In 2010, President Barack Obama signed the Affordable Care Act (ACA), also known as Obamacare, into law. It requires Americans to have health insurance, and if they cannot afford to purchase their own health insurance, they can then file to receive Obamacare.
President Donald Trump has promised the American people that he will repeal and replace Obamacare, and he is currently working to make this happen. Even though Trump is committed to repealing Obamacare, he currently has no plan on how he will be replacing it, which is extremely concerning and problematic.
While Obamacare does currently have a few fundamental problems, completely repealing it is not a smart decision. According to Bloomberg, 32 million people are insured through Obamacare, and repealing it would leave all of them without health insurance. Obamacare should not be repealed or replaced. Instead, it needs to be improved upon.
The main problem is the economic and financial side of it. Although everyone is getting healthcare, the taxes implemented to pay for Obamacare have increased each year, according to Obama Care Facts. For it to work, obviously taxes will be present, but in order to make it more financially effective, the various Obamacare tax rates needs to go down significantly.
Trump should work to improve upon the current aspects of Obamacare rather than completely revoking the Act. The complete removal would cause chaos in the nation as millions of people would be losing the health care they have had for the past seven years. Trump should work to decrease the number of multiple taxes for Obamacare and increase the taxes put on high earning people, business owners, and the health industry in order to make Obamacare more financially responsible.
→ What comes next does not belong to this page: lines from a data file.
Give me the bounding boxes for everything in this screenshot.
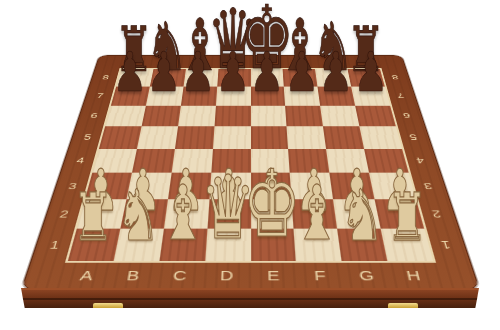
- piece-white-knight-b1[interactable]: ♞: [116, 180, 160, 251]
- file-label-d: D: [219, 266, 234, 282]
- piece-white-rook-h1[interactable]: ♜: [386, 185, 427, 251]
- square-d6[interactable]: [214, 105, 250, 126]
- piece-black-pawn-g7[interactable]: ♟: [319, 45, 353, 100]
- rank-label-right-2: 2: [431, 208, 443, 220]
- piece-black-pawn-f7[interactable]: ♟: [284, 45, 318, 100]
- piece-white-knight-g1[interactable]: ♞: [340, 180, 384, 251]
- box-fold-seam: [21, 298, 479, 300]
- square-h6[interactable]: [355, 105, 396, 126]
- rank-label-left-5: 5: [82, 132, 92, 141]
- rank-label-left-1: 1: [48, 238, 60, 251]
- rank-label-right-8: 8: [391, 74, 399, 81]
- clasp-hasp: [101, 309, 116, 323]
- rank-label-left-7: 7: [95, 92, 104, 100]
- rank-label-right-5: 5: [408, 132, 418, 141]
- folding-box-side: [21, 288, 479, 308]
- rank-label-left-6: 6: [89, 111, 98, 119]
- square-f6[interactable]: [285, 105, 323, 126]
- square-e5[interactable]: [250, 126, 288, 148]
- file-label-h: H: [404, 266, 422, 282]
- file-label-a: A: [78, 266, 95, 282]
- brass-clasp-left-icon: [93, 303, 123, 323]
- square-g6[interactable]: [320, 105, 359, 126]
- chess-set-photo: ABCDEFGH 87654321 87654321 ♜♞♝♛♚♝♞♜♟♟♟♟♟…: [0, 0, 500, 330]
- clasp-plate: [93, 303, 123, 310]
- piece-white-rook-a1[interactable]: ♜: [72, 185, 113, 251]
- piece-black-pawn-c7[interactable]: ♟: [181, 45, 215, 100]
- piece-black-pawn-e7[interactable]: ♟: [250, 45, 284, 100]
- file-labels-bottom: ABCDEFGH: [60, 260, 441, 288]
- brass-clasp-right-icon: [388, 303, 418, 323]
- square-a6[interactable]: [105, 105, 146, 126]
- file-label-f: F: [313, 266, 327, 282]
- square-e6[interactable]: [250, 105, 286, 126]
- square-a5[interactable]: [99, 126, 142, 148]
- file-label-g: G: [357, 266, 375, 282]
- clasp-hasp: [396, 309, 411, 323]
- rank-label-left-8: 8: [101, 74, 109, 81]
- square-c5[interactable]: [174, 126, 213, 148]
- square-c6[interactable]: [177, 105, 215, 126]
- rank-label-right-7: 7: [396, 92, 405, 100]
- file-label-c: C: [172, 266, 188, 282]
- square-f5[interactable]: [286, 126, 325, 148]
- square-b6[interactable]: [141, 105, 180, 126]
- rank-label-left-2: 2: [58, 208, 70, 220]
- file-label-e: E: [266, 266, 280, 282]
- square-b5[interactable]: [136, 126, 177, 148]
- piece-white-bishop-f1[interactable]: ♝: [294, 175, 341, 251]
- rank-label-right-1: 1: [440, 238, 452, 251]
- file-label-b: B: [125, 266, 141, 282]
- piece-white-bishop-c1[interactable]: ♝: [159, 175, 206, 251]
- square-g5[interactable]: [323, 126, 364, 148]
- piece-black-pawn-a7[interactable]: ♟: [112, 45, 146, 100]
- rank-label-right-6: 6: [402, 111, 411, 119]
- piece-black-pawn-h7[interactable]: ♟: [353, 45, 387, 100]
- piece-black-pawn-b7[interactable]: ♟: [147, 45, 181, 100]
- square-d5[interactable]: [212, 126, 250, 148]
- square-h5[interactable]: [359, 126, 402, 148]
- clasp-plate: [388, 303, 418, 310]
- piece-black-pawn-d7[interactable]: ♟: [216, 45, 250, 100]
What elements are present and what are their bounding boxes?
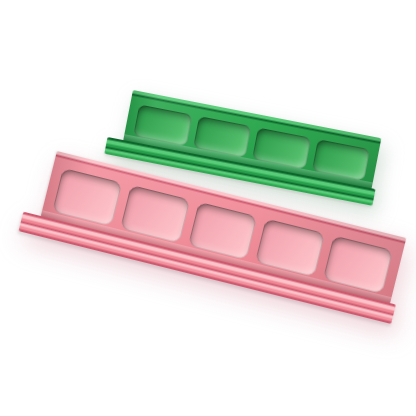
photo-canvas (0, 0, 416, 416)
green-tray (123, 90, 381, 189)
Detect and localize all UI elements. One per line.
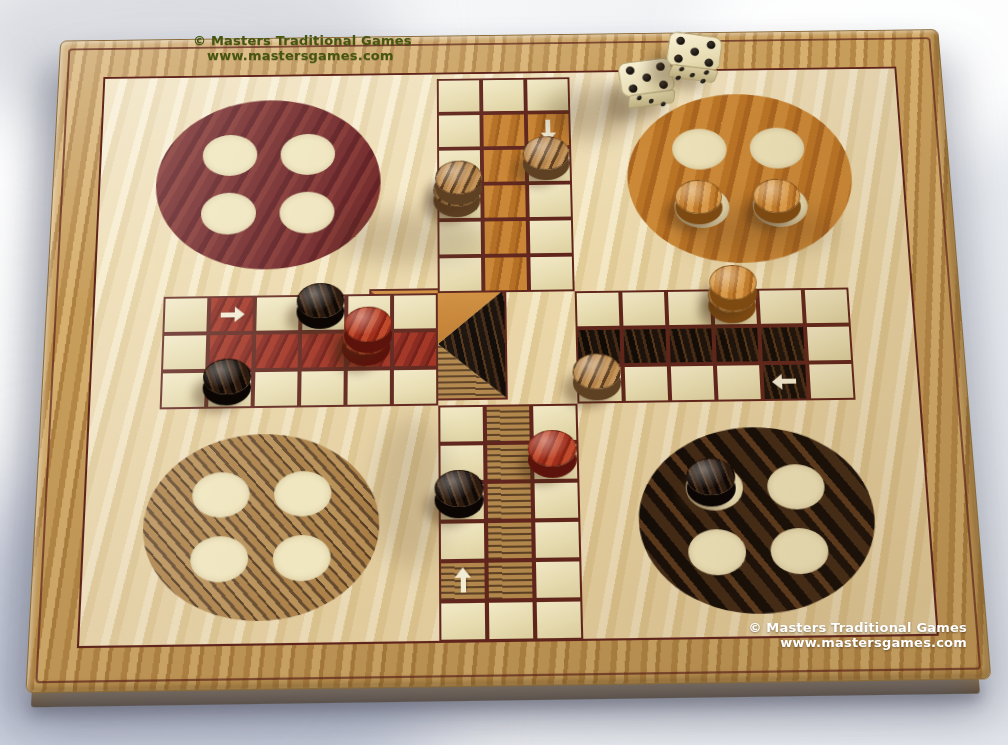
die-pip: [661, 101, 666, 106]
die-pip: [703, 70, 710, 75]
dice-layer: [25, 29, 991, 693]
die-pip: [641, 73, 651, 82]
ludo-board: [25, 29, 991, 693]
watermark-line1: © Masters Traditional Games: [193, 33, 412, 48]
die-pip: [690, 47, 700, 56]
die-pip: [678, 67, 685, 72]
watermark-line1: © Masters Traditional Games: [748, 620, 967, 635]
die-pip: [655, 62, 665, 71]
die-2[interactable]: [664, 31, 723, 87]
die-pip: [700, 79, 707, 84]
watermark-line2: www.mastersgames.com: [748, 635, 967, 650]
die-pip: [673, 54, 683, 63]
die-pip: [658, 80, 668, 89]
die-pip: [637, 95, 642, 100]
die-pip: [675, 36, 685, 45]
die-pip: [689, 73, 696, 78]
photo-backdrop: © Masters Traditional Games www.mastersg…: [0, 0, 1008, 745]
die-pip: [628, 84, 638, 93]
die-pip: [675, 75, 682, 80]
die-pip: [704, 58, 714, 67]
watermark-bottom-right: © Masters Traditional Games www.mastersg…: [748, 620, 967, 650]
die-pip: [649, 98, 654, 103]
die-pip: [706, 40, 716, 49]
die-pip: [625, 66, 635, 75]
watermark-top-left: © Masters Traditional Games www.mastersg…: [193, 33, 412, 63]
watermark-line2: www.mastersgames.com: [193, 48, 412, 63]
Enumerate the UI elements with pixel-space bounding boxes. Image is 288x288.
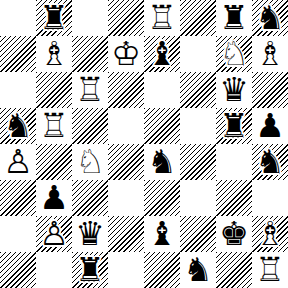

Obamacare basically forces Americans to get health insurance, and if you do not want Obamacare, you have to pay the individual mandate.
This aspect of the ACA is a positive thing because it provides the health insurance that many Americans need, whether they are aware that they need it or not. For the most part, people cannot help if they need to see a therapist because they developed depression or if they need surgery after a terrible car accident. Life happens, and sadly, people are faced with unexpected health concerns. Thanks to Obamacare, people have secure health insurance, which protects people from the unexpected.
It is in the best interest of the American people to offer health care, which Obamacare does. It has been able to help people get affordable health insurance and protects them from high medical bills. Repealing and replacing Obamacare would cause more issues than simply improving it.
Adriana Guidi is a Perspectives Editor for The Patriot and jcpatriot.com.